= Lihi =

Condition of pregnancy food craving in Philippine culture

In Philippine folk culture, lihí is a condition of pregnancy food craving. A notable characteristic is that pregnant women usually desire food such as sour, unripe mango with bagoong. While it is a cultural concept restricted among Filipinos, analogous cultural phenomena of pregnancy food cravings have been observed in various cultures. It is still debatable whether lihí can be classified and established as both a biological or psychological condition or a purely social and cultural one.

==Superstitions==
Lihí also broadly encompasses a folk belief that whatever a woman craves during pregnancy will imprint characteristics on the child. The period of the lihi is usually the first trimester of the pregnancy.
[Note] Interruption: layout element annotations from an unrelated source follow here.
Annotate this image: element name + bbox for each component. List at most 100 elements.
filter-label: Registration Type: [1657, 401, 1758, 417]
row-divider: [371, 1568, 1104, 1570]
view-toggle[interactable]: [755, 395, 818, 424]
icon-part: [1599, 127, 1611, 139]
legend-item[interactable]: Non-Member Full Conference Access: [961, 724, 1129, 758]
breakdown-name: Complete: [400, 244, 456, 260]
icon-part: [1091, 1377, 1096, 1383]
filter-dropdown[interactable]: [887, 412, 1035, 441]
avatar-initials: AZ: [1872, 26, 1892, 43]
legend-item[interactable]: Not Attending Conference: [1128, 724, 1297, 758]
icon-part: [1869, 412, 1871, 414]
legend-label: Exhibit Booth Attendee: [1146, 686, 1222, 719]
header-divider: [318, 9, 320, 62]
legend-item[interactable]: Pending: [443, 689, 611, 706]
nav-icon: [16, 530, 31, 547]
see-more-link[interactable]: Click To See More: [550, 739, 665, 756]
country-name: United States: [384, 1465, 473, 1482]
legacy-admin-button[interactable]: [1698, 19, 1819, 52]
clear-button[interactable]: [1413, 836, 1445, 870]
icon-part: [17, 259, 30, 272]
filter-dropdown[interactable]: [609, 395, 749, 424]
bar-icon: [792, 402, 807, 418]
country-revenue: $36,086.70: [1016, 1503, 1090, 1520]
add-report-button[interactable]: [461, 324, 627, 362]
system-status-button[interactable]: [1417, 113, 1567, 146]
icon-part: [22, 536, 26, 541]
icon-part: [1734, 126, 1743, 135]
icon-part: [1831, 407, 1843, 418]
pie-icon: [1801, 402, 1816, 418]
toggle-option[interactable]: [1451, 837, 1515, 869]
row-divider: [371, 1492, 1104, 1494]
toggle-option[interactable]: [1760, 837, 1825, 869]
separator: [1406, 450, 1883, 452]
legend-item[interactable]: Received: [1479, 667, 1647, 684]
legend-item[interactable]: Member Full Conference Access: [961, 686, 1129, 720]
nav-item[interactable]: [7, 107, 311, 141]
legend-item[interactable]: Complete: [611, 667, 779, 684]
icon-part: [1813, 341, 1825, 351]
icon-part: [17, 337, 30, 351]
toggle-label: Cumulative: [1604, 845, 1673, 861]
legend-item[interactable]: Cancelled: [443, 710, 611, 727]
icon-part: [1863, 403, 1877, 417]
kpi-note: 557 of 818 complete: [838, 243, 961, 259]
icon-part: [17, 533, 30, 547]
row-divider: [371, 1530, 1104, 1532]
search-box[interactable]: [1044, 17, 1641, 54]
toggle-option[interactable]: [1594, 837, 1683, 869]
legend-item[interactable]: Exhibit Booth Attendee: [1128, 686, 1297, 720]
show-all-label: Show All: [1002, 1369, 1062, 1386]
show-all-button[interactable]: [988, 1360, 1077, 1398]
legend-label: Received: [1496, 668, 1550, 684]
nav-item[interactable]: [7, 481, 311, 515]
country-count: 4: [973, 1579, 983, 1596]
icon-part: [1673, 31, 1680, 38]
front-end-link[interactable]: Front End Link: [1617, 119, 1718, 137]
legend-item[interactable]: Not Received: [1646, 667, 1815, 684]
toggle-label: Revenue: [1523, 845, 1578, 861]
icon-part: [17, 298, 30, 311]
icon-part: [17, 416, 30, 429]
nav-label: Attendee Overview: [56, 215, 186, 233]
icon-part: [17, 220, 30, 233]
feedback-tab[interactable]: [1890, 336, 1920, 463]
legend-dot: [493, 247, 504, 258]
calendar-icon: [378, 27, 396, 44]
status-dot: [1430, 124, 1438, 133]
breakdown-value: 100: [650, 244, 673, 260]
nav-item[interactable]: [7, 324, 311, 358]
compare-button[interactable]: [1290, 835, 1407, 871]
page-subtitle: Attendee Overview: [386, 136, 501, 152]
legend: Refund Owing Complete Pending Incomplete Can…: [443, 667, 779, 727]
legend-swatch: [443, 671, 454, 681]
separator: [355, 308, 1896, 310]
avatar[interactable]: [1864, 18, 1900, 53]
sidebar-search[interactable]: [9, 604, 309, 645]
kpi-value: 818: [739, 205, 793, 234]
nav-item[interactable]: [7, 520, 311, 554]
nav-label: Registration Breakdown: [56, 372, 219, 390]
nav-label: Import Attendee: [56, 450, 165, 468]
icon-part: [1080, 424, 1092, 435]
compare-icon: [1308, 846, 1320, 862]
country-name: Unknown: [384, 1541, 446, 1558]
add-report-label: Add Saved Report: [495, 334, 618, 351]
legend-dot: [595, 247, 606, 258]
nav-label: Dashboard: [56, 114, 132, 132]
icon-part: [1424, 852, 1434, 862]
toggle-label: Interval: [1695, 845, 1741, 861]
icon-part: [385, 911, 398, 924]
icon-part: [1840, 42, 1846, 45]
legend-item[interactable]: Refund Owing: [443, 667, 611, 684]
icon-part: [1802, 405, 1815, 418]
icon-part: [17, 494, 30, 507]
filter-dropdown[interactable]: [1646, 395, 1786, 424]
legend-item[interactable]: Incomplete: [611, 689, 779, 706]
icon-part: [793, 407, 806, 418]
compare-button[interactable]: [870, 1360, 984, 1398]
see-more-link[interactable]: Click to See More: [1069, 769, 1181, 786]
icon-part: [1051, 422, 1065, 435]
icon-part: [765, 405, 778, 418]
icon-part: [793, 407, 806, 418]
When a child resembles a manatee, for example, it is said that the mother liked looking at that particular animal during the gestational period. The lihi period is also believed to be a time when expectant mothers may be vulnerable to supernatural creatures that could play tricks on them. She might also develop a strong dislike for her husband.

In other regions, lihí refers to the belief that any sensory stimuli imbibed by a pregnant woman influences her child development. Among some ethnic groups in the northern Philippines, it is taboo to mention anything about animals such as rats or pigs near a pregnant woman for fear that her child may acquire the features of the mentioned animals.